Young Henry: The Rise of Henry Vlll
This new biography concentrates on Henry VIII’s life up until the triumphant coronation of the pregnant Anne Boleyn in 1533. The first chapters chart the accession to the throne of Henry’s father and his urgent need to establish the legitimacy of the Tudor dynasty. The first half of the 16th century is riddled with “what ifs”, which this book highlights to great effect. What if Prince Arthur had not died in 1502? What then for Henry, duke of York, or even, as it has been suggested his father intended, Henry, archbishop of Canterbury? What if Henry’s marriage to Katherine of Aragon had produced the longed-for heir?
The book is well researched, drawing copiously on original resources to show a world of breathtaking luxury and extravagance, of pomp and pageantry, scheming, political chicanery, brutality and personal tragedy.

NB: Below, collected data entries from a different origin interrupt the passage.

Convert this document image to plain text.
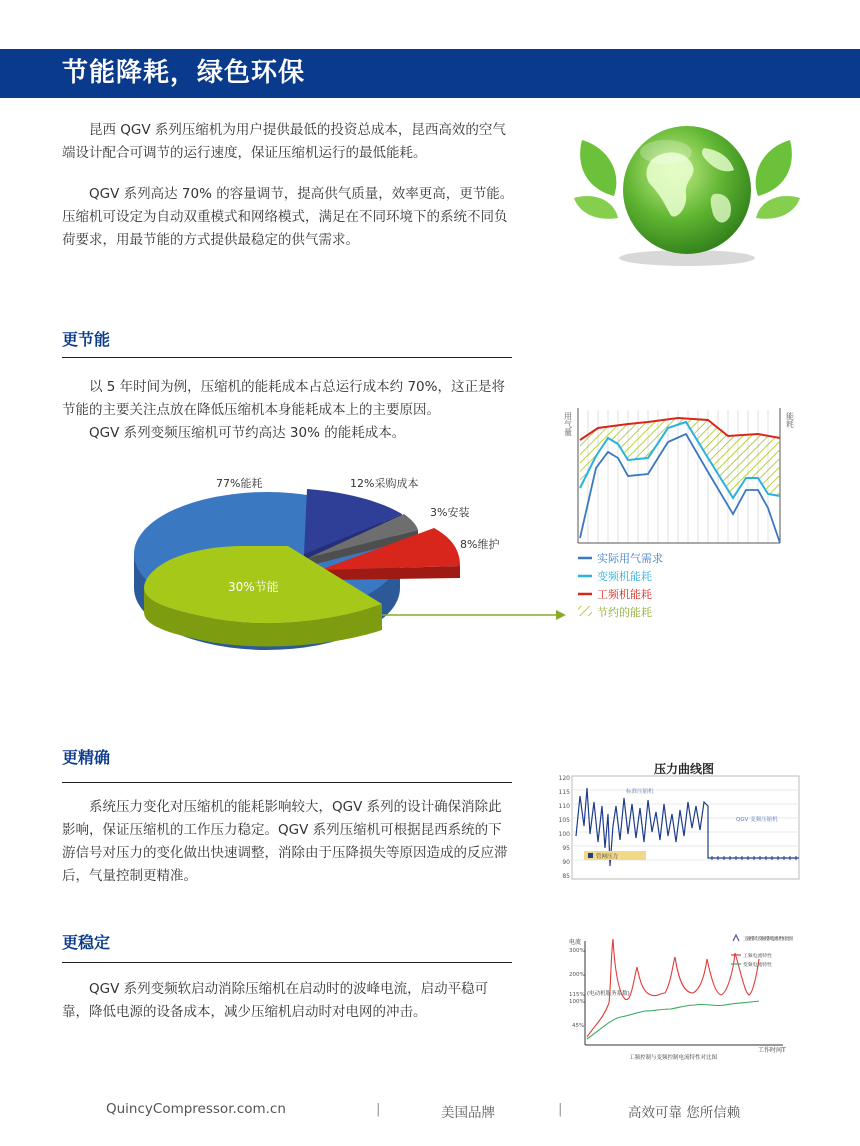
节能降耗，绿色环保

昆西 QGV 系列压缩机为用户提供最低的投资总成本，昆西高效的空气端设计配合可调节的运行速度，保证压缩机运行的最低能耗。

QGV 系列高达 70% 的容量调节，提高供气质量，效率更高，更节能。压缩机可设定为自动双重模式和网络模式，满足在不同环境下的系统不同负荷要求，用最节能的方式提供最稳定的供气需求。

更节能

以 5 年时间为例，压缩机的能耗成本占总运行成本约 70%，这正是将节能的主要关注点放在降低压缩机本身能耗成本上的主要原因。

QGV 系列变频压缩机可节约高达 30% 的能耗成本。

77%能耗	12%采购成本
3%安装
8%维护
30%节能
用气量	能耗
实际用气需求
变频机能耗
工频机能耗
节约的能耗
更精确

系统压力变化对压缩机的能耗影响较大，QGV 系列的设计确保消除此影响，保证压缩机的工作压力稳定。QGV 系列压缩机可根据昆西系统的下游信号对压力的变化做出快速调整，消除由于压降损失等原因造成的反应滞后，气量控制更精准。

压力曲线图
120
115
110
105
100
95
90
85
标准压缩机
QGV 变频压缩机
管网压力
更稳定

QGV 系列变频软启动消除压缩机在启动时的波峰电流，启动平稳可靠，降低电源的设备成本，减少压缩机启动时对电网的冲击。

电流
工作时间T
300%
200%
115%
100%
45%
(电动机服务系数)
工频控制与变频控制电流特性对比图
工频电流特性
变频电流特性
工频控制与变频控制电流特性对比图
QuincyCompressor.com.cn	|	美国品牌	|	高效可靠 您所信赖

However, it does not give us anything new, and the truncated time-frame makes it feel inconclusive. Much about Henry’s childhood among his adoring nursemaids and the effect of this on the character of the adult ruler can only be speculation. I know it was the author’s intention to show us Henry VIII before he morphed from Renaissance prince into the obese tyrant of popular legend, but by leaving us at the high point of 1533, we only witness the devastating fall-out of the king’s desperation for an heir in an epilogue and character biographies sketching the events of the next 14 years and the fate of the people we have encountered in these pages.
Nevertheless, this would be an interesting addition to the library of anyone interested in the Tudor era.